Alessandro Preziosi con Il mestiere di amare è il protagonista del secondo recital del Fossombrone Teatro Festival, Il mestiere di amare è un omaggio allo scrittore piemontese e prende in prestito il titolo dal diario “Il mestiere di vivere” che, iniziato il 6 ottobre 1935 durante il periodo del confino, accompagna Cesare Pavese fino al 18 agosto 1950, nove giorni prima della sua prematura scomparsa, e diventa a poco a poco lo strumento privilegiato cui affidare i pensieri sul proprio mondo di poeta, scrittore e di uomo e, soprattutto, le confessioni ultime su quei laceranti tormenti intimi che segnavano la sua vita.

“Pavese ci ha riportato il suo rapporto con il mondo femminile attraverso una serie di passaggi estremamente intimi e dissacranti rispetto all’amore – spiega l’attore napoletano -: l’intimità che ha è estrema rispetto a ciò che noi spettatori e lettori percepiamo della sua frustrazione e della sua difficoltà di essere amato, più che di amare; mentre sull’altro piano c’è il fatto di vivere l’amore in maniera talmente alta che alla fine ci fa dimenticare la persona che lui sta amando. Quindi l’intimo è dato dal rapporto tra lui e la donna che ama, mentre a noi dà la possibilità di percepire come l’Autore si innamori più dell’idea dell’amore che della donna da amare. E da lì nasce tutta l’altezza poetica e lirica dello scrittore Pavese, è una sublimazione che porta fino all’esasperazione più totale del sentimento chiamato ‘amore’.

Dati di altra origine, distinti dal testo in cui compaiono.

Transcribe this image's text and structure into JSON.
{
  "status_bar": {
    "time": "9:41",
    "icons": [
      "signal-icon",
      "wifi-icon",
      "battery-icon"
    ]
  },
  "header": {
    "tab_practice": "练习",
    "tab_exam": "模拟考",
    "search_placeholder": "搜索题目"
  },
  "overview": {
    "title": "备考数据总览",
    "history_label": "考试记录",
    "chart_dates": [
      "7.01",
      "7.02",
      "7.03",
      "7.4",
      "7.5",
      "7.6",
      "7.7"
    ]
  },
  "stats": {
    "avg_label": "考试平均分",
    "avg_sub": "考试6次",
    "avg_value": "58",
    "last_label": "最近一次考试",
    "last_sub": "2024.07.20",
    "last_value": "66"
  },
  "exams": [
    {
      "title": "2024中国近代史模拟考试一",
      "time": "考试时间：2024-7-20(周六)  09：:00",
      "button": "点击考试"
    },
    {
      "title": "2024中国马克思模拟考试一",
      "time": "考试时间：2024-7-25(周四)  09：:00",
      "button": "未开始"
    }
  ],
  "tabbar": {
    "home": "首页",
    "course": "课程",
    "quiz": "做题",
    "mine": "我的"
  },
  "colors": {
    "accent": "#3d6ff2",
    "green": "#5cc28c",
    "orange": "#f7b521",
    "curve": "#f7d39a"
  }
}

Cesare Pavese ha messo in gioco tutto se stesso con il vigore e la fermezza coi quali riconosceva, pochi giorni prima di morire, di avere “dato poesia agli uomini”; ha “fatto” cultura nel senso proprio, più creativo, del termine, imprimendole una serie di spinte e accelerazioni dagli effetti di lunga portata; è stato, insomma, un protagonista della vita intellettuale, al centro di una rete di relazioni e amicizie che compongono sotto gli occhi di chi le osserva la geografia di quel che di meglio è stato scritto e detto in Italia tra le due guerre e anche dopo. Il recital, come si propone il titolo, intende ripercorrere le analogie, le interconnessioni tra questo mestiere della scrittura che ha sempre impegnato Pavese fin dalla adolescenza con il suo rapporto con il mondo femminile, con le donne, rapporto spesso amaro, disperato, sarcastico, raramente sereno e mai felice, attraverso lettere, note, poesie e brani del diario mettendo in risalto la vera tensione di Pavese verso una letteratura che sia «difesa contro le offese della vita».

La poesia e la donna strette, avvinte, fuse in un unico grido che percorrerà tutta la sua vita. l’amore è la chiave che ci consente di entrare nel laboratorio poetico di Cesare Pavese e di scoprire le sue corde più intime nella fisica, a volte violenta drammaticità di molte delle sue pagine fino alla tragica epigrafe che chiude diario di scrittura e vita «Non ci si uccide per amore di una donna. Ci si uccide perché un amore, qualunque amore, ci rivela nella nostra nudità, miseria, infermità, nulla».